Strange Lines on Texture Image

Going through the samples in Starter.pdf (like you didn’t know by now) and when I am placing a texture I get strange line. The following screenshot is an example



Screenshot



FYI - That is a picture of my Boss, not me. :smiley:



Anyway, the texure is a JPG file so I am not sure if this might be causing the problems (strange decoding behavior in the Texture Loader) or what the deal might be. I am loading the texture just as the example specified:



Texture t=TextureManager.loadTexture(myTexture ,Texture.MM_LINEAR, Texture.FM_LINEAR,true);



Thanks

Gregg

hehe, nice pic :slight_smile:



What happened is that the image’s size is not the power of 2.



E.g. 128x128, 256x256



So what OpenGL does is add lines to compensate. Simply rescale your image, and it should all work.



DP

"DarkProphet" wrote:
hehe, nice pic :)

What happened is that the image's size is not the power of 2.

E.g. 128x128, 256x256

So what OpenGL does is add lines to compensate. Simply rescale your image, and it should all work.

DP

Ahhh, ok, thanks. ://

I had an old program that used to work. When I updated to the new version of JME and a new computer I had the same problem. Is this something that only happens on some computers or did they change lwjgl to make it not work?

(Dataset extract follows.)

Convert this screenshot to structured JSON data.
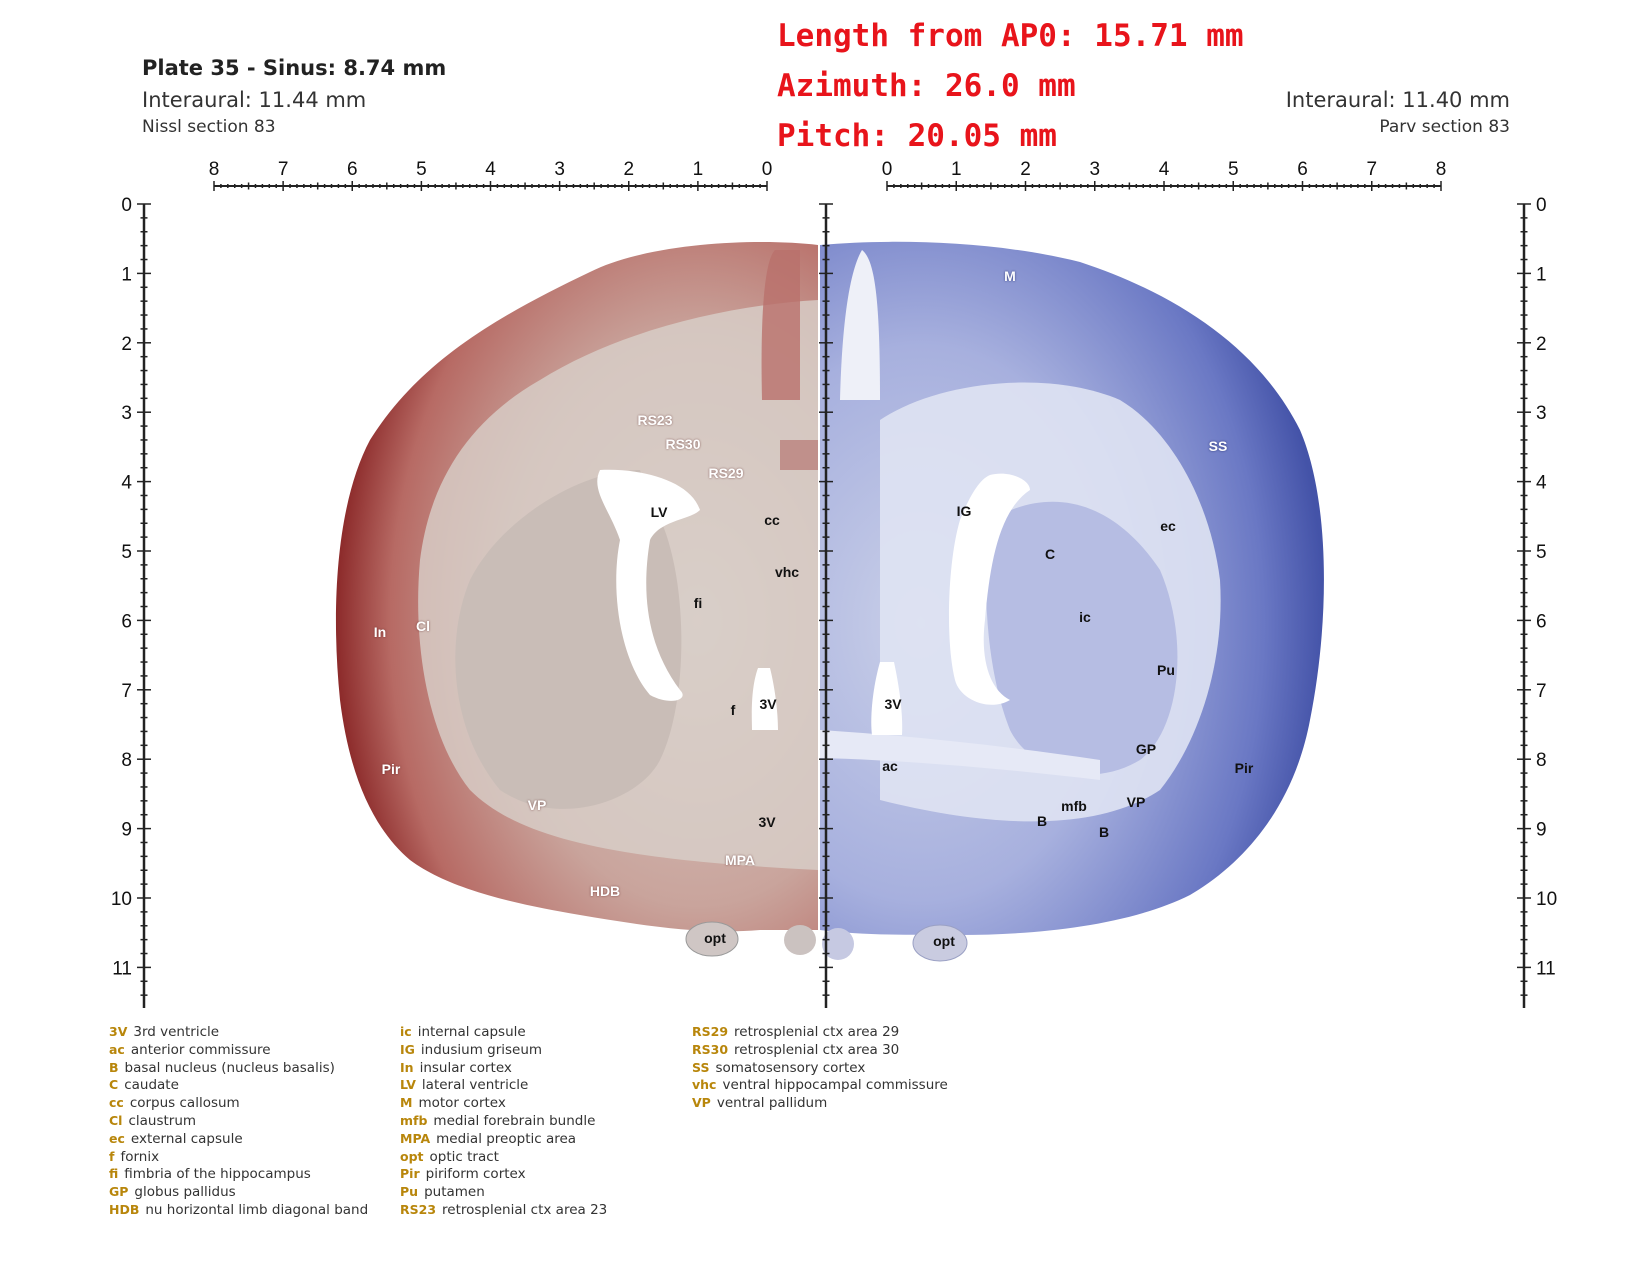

By the way I read that Opengl 2.0 got fixed the problem.

Here is the quote form the Opengl 2.0 specification.




I.3 Non-Power-Of-Two Textures
The restriction of textures to power-of-two dimensions has been relaxed for
all texture targets, so that non-power-of-two textures may be specified without
generating errors. Non-power-of-two textures was promoted from the
ARB texture non power of two extension.

it was card dependant on what to do with non power of 2 textures. If they formalized support for non pow-2 textures in opengl 2.0 then you still need a card that’s 2.0 compliant. So the best bet is to always use power of 2 sized textures (and generally using square ones is even better regarding compatibility.)